CHIMERA-Bench: A Benchmark Dataset for Epitope-Specific Antibody Design
Summary: arXiv:2603.13431v2 Announce Type: replace-cross
Abstract: Computational antibody design has seen rapid methodological progress, with dozens of deep generative methods proposed in the past three years. However, the field lacks a standardized benchmark for fair comparison and model development. Existing methods are often evaluated on different SAbDab snapshots, non-overlapping test sets, and incompatible metrics. Moreover, the literature fragments the design problem into numerous sub-tasks without a common definition.
To address these challenges, we introduce Chimera-Bench (CDR Modeling with Epitope-guided Redesign), a unified benchmark built around a single canonical task: epitope-conditioned CDR sequence-structure co-design.

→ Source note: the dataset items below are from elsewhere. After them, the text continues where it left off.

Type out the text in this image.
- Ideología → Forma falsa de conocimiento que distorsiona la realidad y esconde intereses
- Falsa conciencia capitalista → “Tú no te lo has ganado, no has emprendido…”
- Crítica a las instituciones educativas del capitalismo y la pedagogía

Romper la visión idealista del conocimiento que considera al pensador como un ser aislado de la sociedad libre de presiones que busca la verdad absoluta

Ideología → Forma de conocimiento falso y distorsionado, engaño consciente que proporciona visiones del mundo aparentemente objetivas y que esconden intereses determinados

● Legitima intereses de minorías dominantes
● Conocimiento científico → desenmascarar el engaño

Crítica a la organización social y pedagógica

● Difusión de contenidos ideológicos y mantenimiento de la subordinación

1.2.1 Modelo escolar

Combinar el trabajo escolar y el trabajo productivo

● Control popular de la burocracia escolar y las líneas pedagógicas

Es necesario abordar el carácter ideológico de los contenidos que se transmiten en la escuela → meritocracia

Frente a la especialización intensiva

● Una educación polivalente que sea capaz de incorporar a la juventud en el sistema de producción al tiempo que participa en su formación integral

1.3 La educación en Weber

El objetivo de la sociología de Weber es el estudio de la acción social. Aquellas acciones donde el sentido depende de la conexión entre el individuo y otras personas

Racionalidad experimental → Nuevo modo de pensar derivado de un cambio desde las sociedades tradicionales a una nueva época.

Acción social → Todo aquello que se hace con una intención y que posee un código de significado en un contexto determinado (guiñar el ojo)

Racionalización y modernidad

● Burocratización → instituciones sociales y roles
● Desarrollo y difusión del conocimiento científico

Key Features of Chimera-Bench
Chimera-Bench offers several innovative features designed to support the antibody design community:
- Curated Dataset: It includes a deduplicated dataset of 2,922 antibody-antigen complexes, complete with epitope and paratope annotations.

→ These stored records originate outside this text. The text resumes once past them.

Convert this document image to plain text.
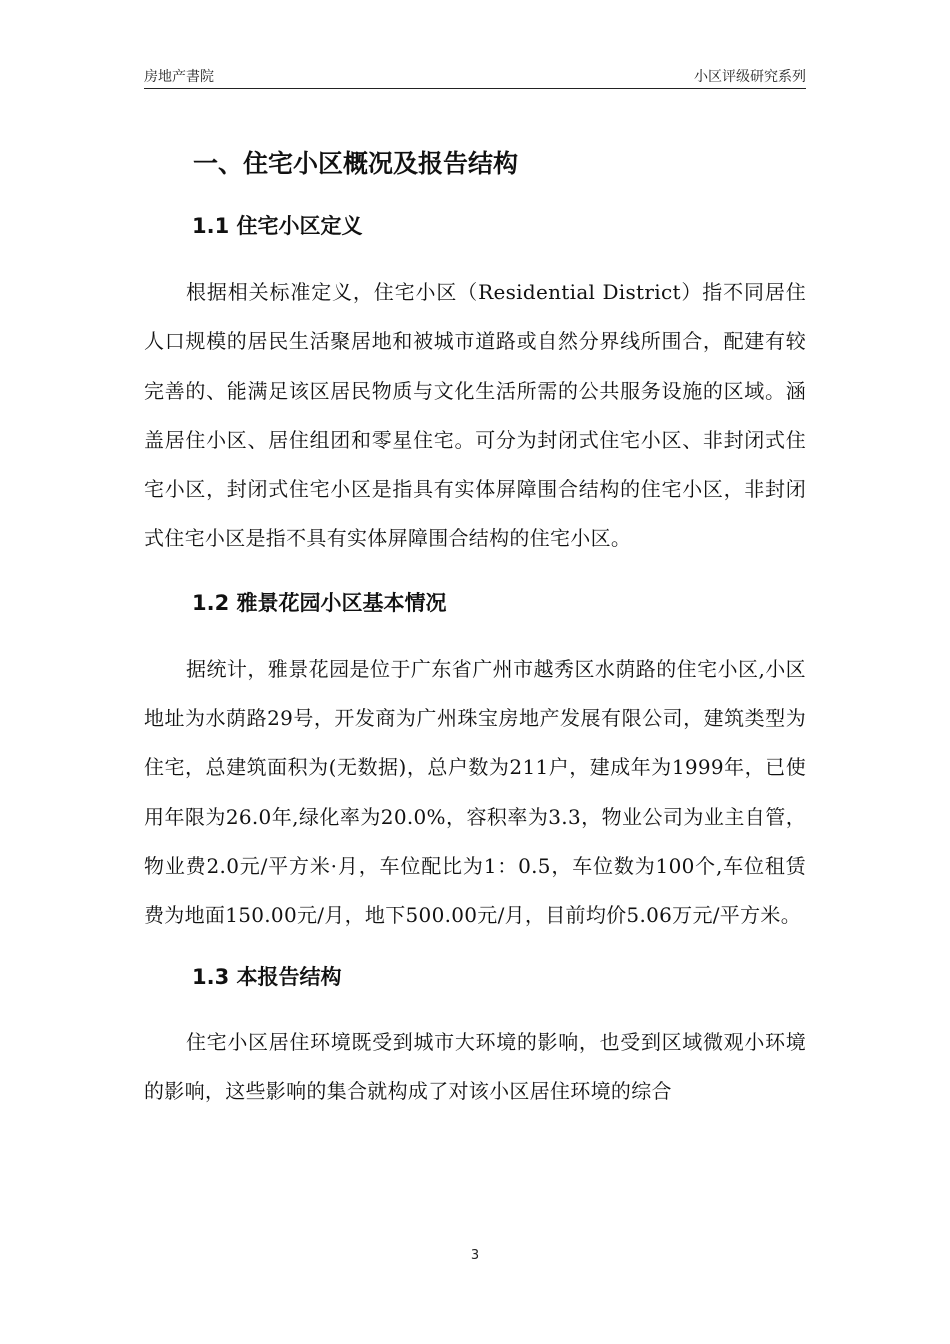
房地产書院	小区评级研究系列
一、住宅小区概况及报告结构
1.1 住宅小区定义

根据相关标准定义，住宅小区（Residential District）指不同居住人口规模的居民生活聚居地和被城市道路或自然分界线所围合，配建有较完善的、能满足该区居民物质与文化生活所需的公共服务设施的区域。涵盖居住小区、居住组团和零星住宅。可分为封闭式住宅小区、非封闭式住宅小区，封闭式住宅小区是指具有实体屏障围合结构的住宅小区，非封闭式住宅小区是指不具有实体屏障围合结构的住宅小区。

1.2 雅景花园小区基本情况

据统计，雅景花园是位于广东省广州市越秀区水荫路的住宅小区,小区地址为水荫路29号，开发商为广州珠宝房地产发展有限公司，建筑类型为住宅，总建筑面积为(无数据)，总户数为211户，建成年为1999年，已使用年限为26.0年,绿化率为20.0%，容积率为3.3，物业公司为业主自管，物业费2.0元/平方米·月，车位配比为1：0.5，车位数为100个,车位租赁费为地面150.00元/月，地下500.00元/月，目前均价5.06万元/平方米。

1.3 本报告结构

住宅小区居住环境既受到城市大环境的影响，也受到区域微观小环境的影响，这些影响的集合就构成了对该小区居住环境的综合

3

- Biologically Motivated Splits: The benchmark provides three distinct splits that test generalization to unseen epitopes, unseen antigen folds, and prospective temporal targets.

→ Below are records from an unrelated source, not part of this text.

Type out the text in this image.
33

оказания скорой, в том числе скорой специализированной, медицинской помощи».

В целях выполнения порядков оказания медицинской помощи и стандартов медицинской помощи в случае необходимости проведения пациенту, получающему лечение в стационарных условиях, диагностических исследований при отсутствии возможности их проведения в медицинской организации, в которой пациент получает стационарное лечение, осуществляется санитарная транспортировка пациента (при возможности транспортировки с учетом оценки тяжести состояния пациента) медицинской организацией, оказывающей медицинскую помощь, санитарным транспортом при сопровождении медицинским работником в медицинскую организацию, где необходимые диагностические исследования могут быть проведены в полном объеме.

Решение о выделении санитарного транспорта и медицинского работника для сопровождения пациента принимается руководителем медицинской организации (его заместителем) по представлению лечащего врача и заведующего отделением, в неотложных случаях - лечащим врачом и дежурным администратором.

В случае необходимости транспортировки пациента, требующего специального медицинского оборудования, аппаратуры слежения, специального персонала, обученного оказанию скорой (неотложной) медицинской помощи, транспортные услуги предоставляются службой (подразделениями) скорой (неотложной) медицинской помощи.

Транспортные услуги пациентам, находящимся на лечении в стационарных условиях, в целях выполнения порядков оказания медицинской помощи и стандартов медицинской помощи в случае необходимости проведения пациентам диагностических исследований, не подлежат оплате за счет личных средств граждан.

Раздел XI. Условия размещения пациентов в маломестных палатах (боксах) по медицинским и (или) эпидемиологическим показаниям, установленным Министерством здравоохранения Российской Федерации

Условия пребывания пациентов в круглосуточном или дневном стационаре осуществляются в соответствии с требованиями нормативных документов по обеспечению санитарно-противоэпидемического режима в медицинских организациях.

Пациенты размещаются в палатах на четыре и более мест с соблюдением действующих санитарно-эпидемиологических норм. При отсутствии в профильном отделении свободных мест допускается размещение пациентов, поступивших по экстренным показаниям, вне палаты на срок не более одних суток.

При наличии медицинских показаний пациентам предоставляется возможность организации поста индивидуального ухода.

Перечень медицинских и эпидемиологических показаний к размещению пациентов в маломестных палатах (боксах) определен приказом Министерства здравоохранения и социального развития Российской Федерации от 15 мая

- Comprehensive Evaluation Protocol: A detailed evaluation framework is included, featuring five metric groups, which encompass novel epitope-specificity measures.
Benchmarking and Results
In our study, we benchmarked various representative methods that span different generative paradigms. The results were reported across all splits, highlighting the performance and generalizability of these methods.
Chimera-Bench stands as the largest dataset of its kind focused on the antibody design problem. It provides a robust platform for researchers to develop and test novel methods, enabling thorough evaluations of their generalizability.
Availability of Resources
The source code and dataset for Chimera-Bench are publicly available, fostering transparency and collaboration within the scientific community. Interested parties can access the resources at the following link:
https://github.com/mansoor181/chimera-bench.git
Conclusion
The introduction of Chimera-Bench marks a significant advancement in the field of computational antibody design. By providing a unified benchmark and a wealth of resources, it paves the way for improved methodologies and more reliable comparisons across different research efforts.